Karya ini diterbitkan atas izin NovelToon Baldy, isi konten hanyalah pandangan pribadi pembuatnya, tidak mewakili NovelToon sendiri
Raga Tirani Kekacauan
Angin malam menyapu lembah tandus, menghapus perlahan bau anyir darah yang ditinggalkan oleh kematian Tetua Gagak Hitam. Jian Chen tidak membuang waktu; tubuhnya berkedip menyatu dengan bayangan, menggunakan Langkah Hantu Kekosongan untuk merajut jarak kembali ke Puncak Awan Awan sebelum semburat fajar menyingsing.
Setibanya di gubuk bambunya yang sunyi, ia segera mengunci pintu dan melempar beberapa batu spiritual ke sudut ruangan untuk membentuk sebuah formasi penyegel suara sederhana.
Ia duduk bersila di atas ranjang bambu, mengeluarkan cincin penyimpanan rampasan milik Tetua Gagak Hitam. Dengan sisa Niat Pedang di dalam Lautan Kesadaran-nya, ia menghancurkan segel spiritual rapuh peninggalan mayat itu seolah memecahkan cangkang telur.
"Mari kita lihat harga dari sebuah kesombongan," gumamnya pelan.
Isi cincin itu tumpah ke atas ranjang. Tiga ribu Batu Spiritual Tingkat Rendah, sebuah zirah rantai tingkat fana, dan belasan botol porselen berisi racun mematikan.
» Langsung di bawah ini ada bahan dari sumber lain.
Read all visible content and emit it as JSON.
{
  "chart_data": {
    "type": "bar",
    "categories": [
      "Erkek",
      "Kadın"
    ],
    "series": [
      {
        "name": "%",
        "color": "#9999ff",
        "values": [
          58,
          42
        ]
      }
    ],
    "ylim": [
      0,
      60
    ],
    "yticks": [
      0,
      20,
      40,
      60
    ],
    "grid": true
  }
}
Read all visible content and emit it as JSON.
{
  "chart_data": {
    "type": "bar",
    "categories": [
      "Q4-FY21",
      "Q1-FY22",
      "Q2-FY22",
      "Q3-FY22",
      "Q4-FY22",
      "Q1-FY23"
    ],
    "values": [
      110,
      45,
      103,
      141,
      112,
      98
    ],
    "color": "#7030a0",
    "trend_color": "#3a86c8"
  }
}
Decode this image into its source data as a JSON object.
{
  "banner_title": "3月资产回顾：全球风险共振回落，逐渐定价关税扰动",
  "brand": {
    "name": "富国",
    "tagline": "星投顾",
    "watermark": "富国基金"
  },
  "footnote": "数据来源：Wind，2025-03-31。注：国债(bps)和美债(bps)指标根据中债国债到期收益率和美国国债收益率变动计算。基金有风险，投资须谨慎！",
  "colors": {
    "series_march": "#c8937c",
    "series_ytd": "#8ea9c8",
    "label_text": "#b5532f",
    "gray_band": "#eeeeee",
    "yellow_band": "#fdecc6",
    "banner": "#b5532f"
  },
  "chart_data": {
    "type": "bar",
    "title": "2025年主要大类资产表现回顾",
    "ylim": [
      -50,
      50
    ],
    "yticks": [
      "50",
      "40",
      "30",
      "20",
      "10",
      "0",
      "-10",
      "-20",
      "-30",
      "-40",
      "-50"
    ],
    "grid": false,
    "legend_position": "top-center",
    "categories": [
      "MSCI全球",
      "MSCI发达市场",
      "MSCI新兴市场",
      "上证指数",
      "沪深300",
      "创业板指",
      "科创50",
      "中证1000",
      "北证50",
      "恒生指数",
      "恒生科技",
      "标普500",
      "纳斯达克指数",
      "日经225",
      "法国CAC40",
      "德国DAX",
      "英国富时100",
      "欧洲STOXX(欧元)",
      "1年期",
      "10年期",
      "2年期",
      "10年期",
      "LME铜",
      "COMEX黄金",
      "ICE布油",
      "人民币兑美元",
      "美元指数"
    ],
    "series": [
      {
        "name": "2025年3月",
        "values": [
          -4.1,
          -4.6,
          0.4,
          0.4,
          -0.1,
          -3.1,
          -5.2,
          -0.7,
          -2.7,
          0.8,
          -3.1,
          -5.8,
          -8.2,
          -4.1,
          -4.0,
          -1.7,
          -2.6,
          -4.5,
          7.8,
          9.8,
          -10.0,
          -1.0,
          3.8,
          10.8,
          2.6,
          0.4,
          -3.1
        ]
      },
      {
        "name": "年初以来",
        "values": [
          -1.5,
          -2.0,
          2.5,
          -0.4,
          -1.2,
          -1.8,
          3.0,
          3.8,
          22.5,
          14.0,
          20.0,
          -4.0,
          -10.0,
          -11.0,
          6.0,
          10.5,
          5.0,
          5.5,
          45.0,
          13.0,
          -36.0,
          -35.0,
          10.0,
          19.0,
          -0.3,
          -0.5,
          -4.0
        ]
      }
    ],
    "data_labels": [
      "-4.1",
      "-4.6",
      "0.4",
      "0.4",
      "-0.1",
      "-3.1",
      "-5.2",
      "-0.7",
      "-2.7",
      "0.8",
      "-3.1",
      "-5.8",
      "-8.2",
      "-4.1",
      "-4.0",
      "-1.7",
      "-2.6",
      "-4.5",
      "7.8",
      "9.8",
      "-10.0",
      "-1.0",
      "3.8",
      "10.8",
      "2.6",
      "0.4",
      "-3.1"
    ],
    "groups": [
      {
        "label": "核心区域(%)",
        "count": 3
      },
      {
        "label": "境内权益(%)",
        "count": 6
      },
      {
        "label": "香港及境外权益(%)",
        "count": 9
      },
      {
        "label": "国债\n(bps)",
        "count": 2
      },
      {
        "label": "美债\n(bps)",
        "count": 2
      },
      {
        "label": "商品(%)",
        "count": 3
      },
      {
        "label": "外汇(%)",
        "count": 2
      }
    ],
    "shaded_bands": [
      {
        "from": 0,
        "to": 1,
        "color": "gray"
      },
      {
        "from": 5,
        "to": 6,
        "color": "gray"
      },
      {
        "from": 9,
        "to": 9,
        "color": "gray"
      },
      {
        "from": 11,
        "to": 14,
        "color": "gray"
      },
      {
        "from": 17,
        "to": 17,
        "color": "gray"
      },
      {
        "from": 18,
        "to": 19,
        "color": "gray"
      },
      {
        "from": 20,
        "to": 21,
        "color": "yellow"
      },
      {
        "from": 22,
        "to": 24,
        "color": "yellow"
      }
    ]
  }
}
Untuk ukuran seorang ahli Pembentukan Fondasi yang telah hidup puluhan tahun, kekayaan ini sungguh menyedihkan. Pria tua itu pasti telah menumpahkan seluruh hartanya hanya untuk menawar tulang naga di pelelangan tadi.
Jian Chen menyapu bersih batu spiritual itu ke dalam cincinnya dan menyingkirkan barang rongsokan lainnya, lalu mengeluarkan harta yang sesungguhnya: Tulang Naga Kekacauan.
Tulang melengkung berwarna hitam pekat itu terasa seberat bongkahan meteorit, memancarkan aura purba yang membuat udara di dalam gubuk terasa sepadat air kental. Jian Chen memanggil Kuali Naga Hitam miliknya dan meletakkannya di tengah ruangan dengan bunyi debuk yang berat.
"Tulang naga sejati menolak api fana. Bahkan api dari cairan Qi ahli Pembentukan Fondasi pun tidak akan mampu meninggalkan bekas jelaga padanya," ucap Jian Chen, matanya menyipit penuh antisipasi.
Ia mengangkat tangan kanannya. Qi perak dari Meridian Primordial-nya mengalir keluar, lalu ia memancing seutas energi dari Darah Primordial yang tertidur di kedalaman jiwanya. Seketika, nyala api mematikan berwarna hitam kelam dengan inti merah darah meletus di telapak tangannya—Api Primordial Hitam!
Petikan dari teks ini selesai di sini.